Yalda stopped walking. They were halfway across the bridge, supported by a slender arch of stonework over the blackness of the crevasse. She felt a shudder pass through the skin of her back; she’d just had an eerie sense of knowing what her shy, intense new colleague would say next.

“When our descendants turn around and travel back in time,” Benedetta wondered, “will they still have the luxury we have, of debating this in the abstract? Once past and future are no longer so clear, will they still have the choice to go on seeing things the old way?”


Eusebio counted, “Three. Two. One.”

A distant line of light split the sky, wavering in the heat haze. A pause later the bunker trembled; as the timber boards holding back the sand flexed and rattled, the air filled with fine dust. Yalda and her companions were lying flat on their backs, a stride beneath the ground, but the tilted mirror above let them watch the ascending rocket as if they were upright in the desert, while the tinted clearstone pane protected them from the glare.

Yalda was prepared for the hiss when it came, but not the crack that abruptly bisected the pane along a jagged diagonal. She reached up to support the two pieces before they could slip from the frame and decapitate someone.

Amando cursed quietly and raised his own hands to help; Eusebio did the same, exchanging a glance with Yalda expressing relief that it hadn’t been worse. They’d isolated both the mirror and the pane from ground vibrations, but the shock wave in the air had still been enough to do damage. Nereo didn’t flinch; he was still tracking the rocket with his theodolite, and probably hadn’t even noticed the crack.

Giulio, the journalist from Red Towers, turned to Eusebio chirping with excitement. “To be honest with you, I thought it would just explode on the ground. But it’s really up there!” He was too overwhelmed by the spectacle of the launch to care that he’d narrowly avoided being sliced in two by a giant stone blade.

“That’s what rockets do,” Eusebio replied modestly. “Ascend.”

“When does it fall down again?” Giulio asked.

“This one won’t,” Eusebio predicted.

Yalda wasn’t so sure. Through the protective filter the rocket had almost dimmed to invisibility; Eusebio would have gauged its progress by eye, but it would take the precise measurements of their independent observer to confirm its ultimate destination.

Giulio raised his head so he could peer over the intervening bodies and see what Nereo was up to. Nereo was propped up on a special bench that Amando had constructed; this allowed him to watch a clock with his rear gaze at the same time as he followed the rocket through the theodolite. Yalda could see a list of pairs of times and angles written along the length of Nereo’s right arm; as she watched, he added one more pair then looked away from the theodolite and began producing further columns of numbers.
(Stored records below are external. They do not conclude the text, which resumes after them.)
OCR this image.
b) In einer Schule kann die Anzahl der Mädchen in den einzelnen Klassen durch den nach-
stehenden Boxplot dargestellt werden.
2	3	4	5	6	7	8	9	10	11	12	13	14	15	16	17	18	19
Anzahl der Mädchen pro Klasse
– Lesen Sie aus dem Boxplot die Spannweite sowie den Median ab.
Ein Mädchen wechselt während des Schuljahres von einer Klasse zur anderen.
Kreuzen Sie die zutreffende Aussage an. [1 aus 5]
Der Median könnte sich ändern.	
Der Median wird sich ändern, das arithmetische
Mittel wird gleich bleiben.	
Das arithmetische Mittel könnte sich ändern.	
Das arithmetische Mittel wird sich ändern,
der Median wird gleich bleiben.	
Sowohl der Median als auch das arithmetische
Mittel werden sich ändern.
The rocket would still be burning fuel—so there was still a chance that it could lose stability and drive itself back toward the ground—but on the assumption that it would do no worse, now, than if it had simply cut off its engines at the last clear observation, Nereo could give a tentative verdict on its fate.

“It’s escaped the world’s gravity,” Nereo declared. “I suspect it’s heading for an eccentric orbit around the sun with a period of several dozen years.”